Clearing the way for growth
Who are you, personally? How do others get to know you?
Whether we like it or not, studies continue to show that many people make some immediate assumptions about us based on our physical appearance and our sense of style (especially our shoes, apparently).* They understand even more when they hear us speak and listen to what we say. They compare what they see and hear to our actions – how do we behave toward our families? The community? We each shape our personal identities, knowingly or unknowingly, fairly or unfairly, through the choices we make and what we show the world around us.
Similarly, your company’s identity – how it’s perceived by customers, vendors and the community – is in great part defined by its look (branding), its language (communications) and its actions (behavior). It should embody your company’s mission and values. It should also have a memorable visual component and a clear voice.

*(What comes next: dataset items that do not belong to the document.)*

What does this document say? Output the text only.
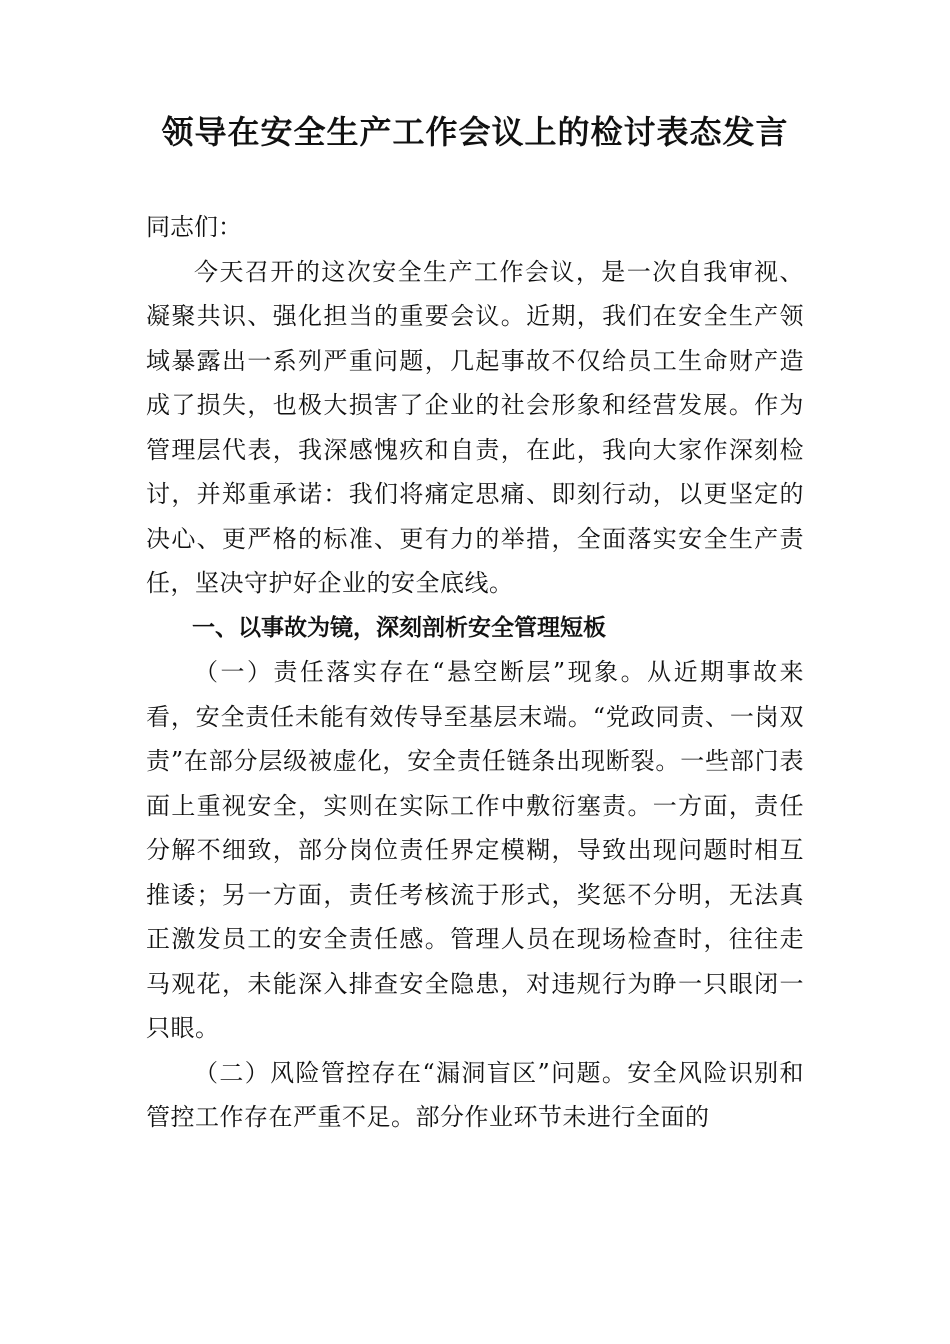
领导在安全生产工作会议上的检讨表态发言

同志们：

今天召开的这次安全生产工作会议，是一次自我审视、凝聚共识、强化担当的重要会议。近期，我们在安全生产领域暴露出一系列严重问题，几起事故不仅给员工生命财产造成了损失，也极大损害了企业的社会形象和经营发展。作为管理层代表，我深感愧疚和自责，在此，我向大家作深刻检讨，并郑重承诺：我们将痛定思痛、即刻行动，以更坚定的决心、更严格的标准、更有力的举措，全面落实安全生产责任，坚决守护好企业的安全底线。

一、以事故为镜，深刻剖析安全管理短板

（一）责任落实存在“悬空断层”现象。从近期事故来看，安全责任未能有效传导至基层末端。“党政同责、一岗双责”在部分层级被虚化，安全责任链条出现断裂。一些部门表面上重视安全，实则在实际工作中敷衍塞责。一方面，责任分解不细致，部分岗位责任界定模糊，导致出现问题时相互推诿；另一方面，责任考核流于形式，奖惩不分明，无法真正激发员工的安全责任感。管理人员在现场检查时，往往走马观花，未能深入排查安全隐患，对违规行为睁一只眼闭一只眼。

（二）风险管控存在“漏洞盲区”问题。安全风险识别和管控工作存在严重不足。部分作业环节未进行全面的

When you see your company’s logo, read its tagline and core messaging, and review its print and online content, does it all reflect your company well? If it’s no longer in sync with where your company stands today (or where you’d like it to be tomorrow), perhaps it’s time to refresh or recreate your company identity.
Begin with a review.
Take your company’s temperature. Are all your key team members on the same page? A fairly quick way to find out is to ask your team to describe the company’s identity. Then, ask your clients about their perceptions of your company. You can accomplish both tasks with a short electronic or printed survey. Then tally up the results. Where do things gel? (Does everyone see your company as a trusted industry thought-leader?) Where do you find disconnects? (Does the executive team see the firm as a fresh and responsive problem-solver, while a few core clients see the company as an aging, albeit wise, traditionalist?)
Define your company vision.
How long has it been since you went through this process? Talk with your team about your company culture, your motivators and your goals for the future. What business are you in, and why? We find that asking these questions during a workshop-style meeting can yield very good results. Whether we help you facilitate the meeting or not, talking about what defines your business typically uncovers hidden obstacles and new thinking, and can clear the way for more than a new logo – it can clear the way for growth.
Develop a communications strategy.
What’s your business’s history? Who are your clients? What do you do for your clients that no other provider does? Building a strategy begins with asking the right questions and being brutally honest with your answers.
Keep your customers in mind.
No matter where the process of recreating your company identity takes you, ensure that everything you do focuses on your clients and partners. Test your results by asking: Will our ideal client understand our message and tone – immediately?
Case study: New Jersey law firm
Working with a well-regarded, ninety-year-old law firm, Stone’s Throw was able to help guide the process of rebranding, beginning with garnering communications strategy planning feedback from each member of the executive team. We then distilled the team’s contributions into a communications strategy summary that was used to build consensus and set guidelines for the creative. With the strategy approved by the executive team, we worked with a smaller marketing committee to set priorities and keep things moving. In so doing we worked closely with the law firm’s marketing director to create a new company identity, including logo, stationery system and collateral materials (firm overview brochure, practice area brochures and more). We helped foster understanding and enthusiasm among the entire staff by writing and designing communications that clearly explained the new company identity, how it would be implemented and why. Making the link between a new company logo (the company’s public face) and the company’s evolved culture and attitude toward its clients enabled the staff to rally behind the new identity.
* Studies cite height, weight, posture, grooming and clothing as some of the first filters people use to assess someone’s competence and trustworthiness (among other qualities).